My renewed need to purge our home of non-necessities nudged me up the stairs to our spare bedroom. This was a huge mistake as that particular room is likely the most nostalgic place in our house. The wall of antique pictures of great-grandparents and grandparents and photos from my husband’s and my childhood eased the urgency I’d felt just a minute earlier. When I finally opened the first dresser drawer, I found one of the treasures my mom left when she passed away. As I paged through the seventy-four-year-old album, I rediscovered my mom’s bridal shower and wedding greeting cards. Suddenly, I realized that my definition of non-necessities was evolving quickly. My parents were married in October and I couldn’t resist this opportunity to celebrate their anniversary once again…
As I gently perused the yellowed cards, I was taken aback by their diminutive size. Most are no larger than three inches by four inches. One is just two inches by two. Still, these tiny cards carry grand wishes. Single phrases added to the manufactured verses spoke eloquently of love felt for my mom and dad. I imagined my someday-to-be-parents smiling over this album which teemed with kindness. As I read the various signatures, images of loved ones filled me up. “Auntie C. Dionne” clarified the origins of my propensity to address all of my aunts as “Auntie.” Isabelle, who attended my mom’s bridal shower, wrote a lovely poem to accompany her gift. Perhaps she inspired my mom always to add a note to her greeting cards. Emily Gutchick’s signature confirmed that she was married before my mom and dad. Her name also conjured fond memories of my first dance with a boy -her son, Bobby.

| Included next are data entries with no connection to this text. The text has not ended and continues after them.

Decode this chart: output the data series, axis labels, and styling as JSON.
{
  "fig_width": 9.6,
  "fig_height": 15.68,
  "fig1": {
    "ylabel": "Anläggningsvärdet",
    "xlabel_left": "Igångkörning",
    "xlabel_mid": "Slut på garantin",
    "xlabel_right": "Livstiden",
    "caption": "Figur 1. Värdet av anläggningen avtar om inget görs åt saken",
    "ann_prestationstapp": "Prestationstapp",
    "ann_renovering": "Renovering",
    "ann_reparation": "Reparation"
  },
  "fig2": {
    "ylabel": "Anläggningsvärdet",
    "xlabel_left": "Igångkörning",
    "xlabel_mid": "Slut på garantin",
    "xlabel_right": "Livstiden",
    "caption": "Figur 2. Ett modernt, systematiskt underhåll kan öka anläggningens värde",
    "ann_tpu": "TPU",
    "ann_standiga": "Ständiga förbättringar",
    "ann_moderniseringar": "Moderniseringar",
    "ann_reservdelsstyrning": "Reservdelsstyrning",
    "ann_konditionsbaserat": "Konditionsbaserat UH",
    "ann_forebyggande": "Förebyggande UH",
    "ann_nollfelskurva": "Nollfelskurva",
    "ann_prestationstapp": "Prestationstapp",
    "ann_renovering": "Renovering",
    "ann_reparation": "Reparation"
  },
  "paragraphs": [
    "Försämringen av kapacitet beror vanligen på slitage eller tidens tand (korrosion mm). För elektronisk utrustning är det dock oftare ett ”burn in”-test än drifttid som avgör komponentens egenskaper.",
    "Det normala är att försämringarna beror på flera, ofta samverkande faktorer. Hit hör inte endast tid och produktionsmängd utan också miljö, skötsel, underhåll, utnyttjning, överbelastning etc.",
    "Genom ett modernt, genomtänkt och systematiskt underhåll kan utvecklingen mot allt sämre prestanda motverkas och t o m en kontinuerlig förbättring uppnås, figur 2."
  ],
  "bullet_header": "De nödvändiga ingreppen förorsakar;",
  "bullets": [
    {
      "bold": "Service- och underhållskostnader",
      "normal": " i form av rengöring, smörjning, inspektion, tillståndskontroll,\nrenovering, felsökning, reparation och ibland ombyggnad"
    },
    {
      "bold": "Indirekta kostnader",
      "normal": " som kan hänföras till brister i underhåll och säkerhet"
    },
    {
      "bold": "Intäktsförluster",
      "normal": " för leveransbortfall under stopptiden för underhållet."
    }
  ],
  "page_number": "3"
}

Telegrams from Auntie Lucille and Uncle Leonard, Mr. and Mrs. Belanger and soon-to-be Uncle Clarence underscored everyone’s excitement over this union. My dad’s co-workers sent their greetings as well. Perhaps the most touching message came from the president of the company where my mother worked: “Dear Rita: I am happy to learn that you are to be married on Saturday and want to extend my best wishes to you and your husband. May your wedded life be full of joy and happiness. Do not let the present gloomy world conditions put a damper on your hopes and ambitions. Marriage is a wonderful venture in life and I know it is going to mean much happiness to you both in the years to come. With kindest regards, I remain… W. R. Barker”.
My parents married on October 17, 1942. World War II raged and times were tough. Family members and friends served in the military. Damage done by a bout with rheumatic fever kept my dad from joining them. My mom had been working for years by then. She took a job during high school and continued after graduation because her family needed this added income. My mom’s greatest regret was her inability to attend college. Neither she nor her parents could afford the tuition. I’m certain that meeting my dad dulled the sting of that unrealized dream as a new dream took shape in their relationship. Indeed, my parents’ wedding day proved to be the first of 6112 amazing days together. It seems Mr. Barker predicted the joy which lay ahead. His greeting summed up everything that we can hope for in this life: A measure of happiness, the love of others, encouragement in spite of troubling times and friends who are always at our sides. Apparently, my mom appreciated Mr. Barker’s sentiments because his letter is displayed quite beautifully in her album.
Mr. Barker’s touching words reflect the empathy Jesus exhibits in Luke’s gospel (Luke 17:11-19). As he walked along, Jesus encountered ten lepers who cried out, “Jesus! Master! Have pity on us!” Jesus looked upon them and felt their pain as only Jesus could. With little ado, Jesus sent the men off to show themselves to the priests of the temple. On the way, one leper realized he was cured. He raced back, fell at Jesus’ feet and worshiped him. Though the others knew by then that they, too, were healed, only this man recognized the more significant blessing. He had encountered the Lord! Not only his body, but his spirit as well had been made whole. Jesus knew that a healthy spirit would flourish in spite of gloomy world conditions. Nothing would ever again discourage this man’s hope and ambition. So it was that he returned to say, “Thank you, Lord!”
As I consider the greeting cards which fill my mother’s album, I realize she kept them to remember the love which surrounded her and my dad throughout their life together. Just as the leper’s cure reminded him of God’s presence in his life, my mother’s album kept her cognizant of the loved ones who walked this life’s journey with her. It seems to me that Mr. Barker described perfectly how we are to respond to the miracle we celebrate today: We must never allow gloomy world conditions to put a damper on our hopes and ambitions. Life is a wonderful venture which will mean much happiness to us in the days to come –on this earth and in heaven above.